What would a great reversal look like in any or all of these situations? If my wishes were granted, then things would look different. People would have a home and a homeland, places of safety and warmth and life. People would enjoy health and have support to deal with their pain and anxiety, and they would have ways to find meaning. People would enjoy life and liberty and the pursuit of happiness.

That’s what a reversal might look like—but how are any of these accomplished? We could take the easy way out and say we can’t do anything, that only God can cause any great reversal, and while the second part of that sentence is true, the first part is not. We people of faith don’t wait around for God to do something; we remember that God invites us to join the divine effort, to partner, to work together so that the world will turn upside down.

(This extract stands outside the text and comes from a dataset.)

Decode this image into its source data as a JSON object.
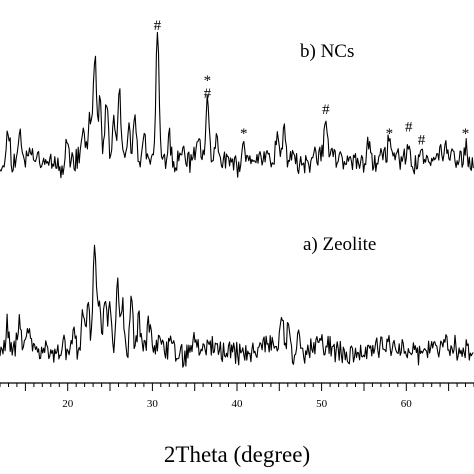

So if you and I want to be a part of God’s work of the great reversal, that will mean different things for us. For some people, the work is to see the inherent worth and dignity of every person. It is to acknowledge that something may not be right with someone and to wonder about that, to offer kindness, at the very least. It is to acknowledge that none of us has lived a perfect life, and yet some people carry the burden of their mistakes for a lifetime, while others do not.

For some of us, being part of God’s great reversal will mean advocating for change in policy and law. It should not be a crime to be poor, and yet all around this country people are still put into what amounts to debtors’ prison. We can have better laws, more humane laws, and maybe laws that treat addiction as a health issue and not as a crime.

For some, it will mean having a deeper understanding of the root causes of some of these situations—acknowledging that part of what led us to the crisis of homelessness that we now know goes back to the 1980s when the federal housing budget was slashed and mental health institutions were closed, as well as the direct connection between addiction and homelessness.

I think at its very root the great reversal has to do with the inherent worth and dignity of human beings. Refugees are deserving of a violence-free home. The poor are deserving of opportunity. The homeless are deserving of respect. The addicted are deserving of help. The persons sitting on your left and on your right are deserving of love and grace. You are deserving of love and grace, whoever you are. However cast aside any of us has been, whatever rejection we might have known, God can still use us in this dance of the great reversal.

I think of all the people the world has rejected, tossed aside like some rubble on the road. And then I think of God coming along, and seeing all those stones, and gathering them up, and building them together into something beautiful and eternal.

This is the Lord’s doing; it is marvelous in our eyes.